FDA Gives Approval To Alexion Drug As Treatment For Ultra Rare Genetic Disease

Kanuma™ (sebelipase alfa)

The ultra-rare genetic disease known as lysosomal acid lipase deficiency (LAL-D) or Wolman disease can cause multiple organ failure or premature death to those who are diagnosed with it.

For the past few years, the absence of any LAL-D treatment has led to nearly always fatal cases for infant patients, as well as high risks for organ damage and premature death cases in adult patients, experts said.

Now, the United States Food and Drug Administration approved the use of Kanuma (sebelipase alfa), a drug manufactured by Alexion Pharmaceuticals, Inc., in the treatment of LAL-D.

Kanuma is the first FDA-approved enzyme replacement therapy (ERT) for the disease.

“I am delighted that patients with LAL-D now have the first approved therapy that treats the underlying cause of the disease,”said Dr.
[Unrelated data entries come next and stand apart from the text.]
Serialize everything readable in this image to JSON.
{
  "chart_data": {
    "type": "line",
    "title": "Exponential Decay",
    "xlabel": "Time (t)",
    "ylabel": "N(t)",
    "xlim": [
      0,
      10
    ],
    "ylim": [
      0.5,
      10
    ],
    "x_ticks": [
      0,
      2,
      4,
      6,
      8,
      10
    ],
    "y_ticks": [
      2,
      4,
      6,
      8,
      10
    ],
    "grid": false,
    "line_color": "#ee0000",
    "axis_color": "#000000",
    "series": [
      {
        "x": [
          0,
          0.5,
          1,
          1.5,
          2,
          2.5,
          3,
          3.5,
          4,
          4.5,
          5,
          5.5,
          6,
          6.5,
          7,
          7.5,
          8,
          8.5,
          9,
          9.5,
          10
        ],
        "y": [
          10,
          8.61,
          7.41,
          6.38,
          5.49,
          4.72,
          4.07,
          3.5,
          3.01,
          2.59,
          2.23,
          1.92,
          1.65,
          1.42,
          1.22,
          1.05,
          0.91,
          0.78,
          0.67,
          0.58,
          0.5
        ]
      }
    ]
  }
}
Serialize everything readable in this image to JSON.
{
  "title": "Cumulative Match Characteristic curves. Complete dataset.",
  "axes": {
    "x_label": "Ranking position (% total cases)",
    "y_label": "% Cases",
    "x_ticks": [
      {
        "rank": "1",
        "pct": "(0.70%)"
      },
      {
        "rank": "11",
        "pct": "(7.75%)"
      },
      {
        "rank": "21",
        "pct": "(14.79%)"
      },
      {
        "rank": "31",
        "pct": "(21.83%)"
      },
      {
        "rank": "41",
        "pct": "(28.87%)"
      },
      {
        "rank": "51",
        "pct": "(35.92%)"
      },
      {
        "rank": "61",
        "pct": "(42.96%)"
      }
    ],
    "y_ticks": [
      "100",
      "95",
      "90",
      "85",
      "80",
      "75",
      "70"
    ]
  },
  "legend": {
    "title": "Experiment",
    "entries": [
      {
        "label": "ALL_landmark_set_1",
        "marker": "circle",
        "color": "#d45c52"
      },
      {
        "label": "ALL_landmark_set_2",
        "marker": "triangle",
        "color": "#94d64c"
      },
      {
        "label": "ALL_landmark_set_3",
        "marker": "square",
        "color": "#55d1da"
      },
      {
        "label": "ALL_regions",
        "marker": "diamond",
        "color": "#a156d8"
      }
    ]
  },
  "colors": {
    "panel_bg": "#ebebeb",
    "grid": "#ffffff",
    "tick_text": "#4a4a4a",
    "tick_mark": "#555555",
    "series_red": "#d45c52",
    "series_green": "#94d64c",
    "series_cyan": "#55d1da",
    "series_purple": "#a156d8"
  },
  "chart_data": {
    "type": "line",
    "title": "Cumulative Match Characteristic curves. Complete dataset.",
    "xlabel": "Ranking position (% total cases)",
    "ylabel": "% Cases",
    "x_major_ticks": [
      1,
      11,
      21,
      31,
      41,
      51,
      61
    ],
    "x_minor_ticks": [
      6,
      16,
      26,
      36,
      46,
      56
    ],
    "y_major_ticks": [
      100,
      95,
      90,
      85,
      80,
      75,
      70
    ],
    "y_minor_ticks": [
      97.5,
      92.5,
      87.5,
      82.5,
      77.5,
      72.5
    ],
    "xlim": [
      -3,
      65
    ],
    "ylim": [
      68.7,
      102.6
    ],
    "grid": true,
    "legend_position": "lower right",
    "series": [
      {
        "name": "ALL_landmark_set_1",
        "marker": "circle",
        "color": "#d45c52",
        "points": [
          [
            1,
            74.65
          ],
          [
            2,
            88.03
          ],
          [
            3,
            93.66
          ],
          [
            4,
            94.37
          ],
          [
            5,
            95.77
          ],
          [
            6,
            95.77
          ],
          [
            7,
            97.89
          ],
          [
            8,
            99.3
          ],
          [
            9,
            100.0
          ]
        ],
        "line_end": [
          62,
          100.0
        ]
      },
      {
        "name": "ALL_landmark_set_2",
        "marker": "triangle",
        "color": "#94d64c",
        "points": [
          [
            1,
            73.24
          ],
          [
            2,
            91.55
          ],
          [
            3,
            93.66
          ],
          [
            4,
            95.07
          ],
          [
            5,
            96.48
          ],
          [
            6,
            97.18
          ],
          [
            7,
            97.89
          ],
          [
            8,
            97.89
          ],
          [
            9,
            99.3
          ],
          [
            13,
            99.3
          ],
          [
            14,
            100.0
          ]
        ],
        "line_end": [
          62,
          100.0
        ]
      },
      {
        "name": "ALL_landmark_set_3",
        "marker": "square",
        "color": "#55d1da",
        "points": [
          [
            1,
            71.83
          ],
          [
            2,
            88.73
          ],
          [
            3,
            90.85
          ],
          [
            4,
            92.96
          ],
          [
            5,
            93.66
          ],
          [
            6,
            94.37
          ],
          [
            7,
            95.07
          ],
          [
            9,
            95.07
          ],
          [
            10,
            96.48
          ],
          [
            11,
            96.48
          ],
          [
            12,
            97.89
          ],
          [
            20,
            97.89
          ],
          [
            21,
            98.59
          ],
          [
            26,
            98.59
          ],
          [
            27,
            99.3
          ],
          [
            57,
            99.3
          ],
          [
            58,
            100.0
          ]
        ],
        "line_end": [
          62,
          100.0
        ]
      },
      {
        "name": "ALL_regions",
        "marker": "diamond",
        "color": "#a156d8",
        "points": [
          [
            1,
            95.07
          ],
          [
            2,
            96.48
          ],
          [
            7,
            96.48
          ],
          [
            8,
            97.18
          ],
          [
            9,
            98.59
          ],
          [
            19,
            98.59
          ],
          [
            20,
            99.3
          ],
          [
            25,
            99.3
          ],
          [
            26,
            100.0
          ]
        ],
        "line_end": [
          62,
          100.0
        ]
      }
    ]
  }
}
Barbara Burton, lead investigator of the clinical trials involving Kanuma.

In replacement of inactive, missing or partially inactive LAL protein in patients, Kanuma provides an rhLAL protein that functions the same way. Kanuma is produced by genetically-engineered chickens that contain an rDNA construct responsible for producing rhLAL protein in their egg whites, experts said.

To extract the rhLAL protein, the GE chicken’s egg whites are refined. Eventually, the material is used to create Kanuma. The GE chickens are only assigned for producing the drug substance. The GE chicken or its eggs are not allowed in the food supply, researchers said.

“Using this technology, these patients for the first time ever have access to a treatment that may improve their lives and chances of survival,” said Janet Woodcock, director of drug evaluation at FDA.

 The FDA said the ERT is to be provided through an intravenous infusion once weekly in patients with rapidly progressive LAL-D in the first six months of life. The therapy will also be provided for other LAL-D patients once every other week.

The FDA’s Center for Drug Evaluation and Research (CDER) examined the safety and efficacy of Kanuma in an open-label trial involving nine infants with Wolman disease, and in a placebo-controlled, double-blind trial involving adult and pediatric patients with Wolman disease.

In the clinical studies, about 67 percent of infants who received ERT survived beyond 12 months of age. Adults and children diagnosed with Wolman disease also had significant improvements in multiple disease-related lipid and liver abnormalities.

Researchers said that the side effects observed in patients treated with Kanuma included cough, fever, vomiting, anemia, constipation, headache, nausea and rhinitis.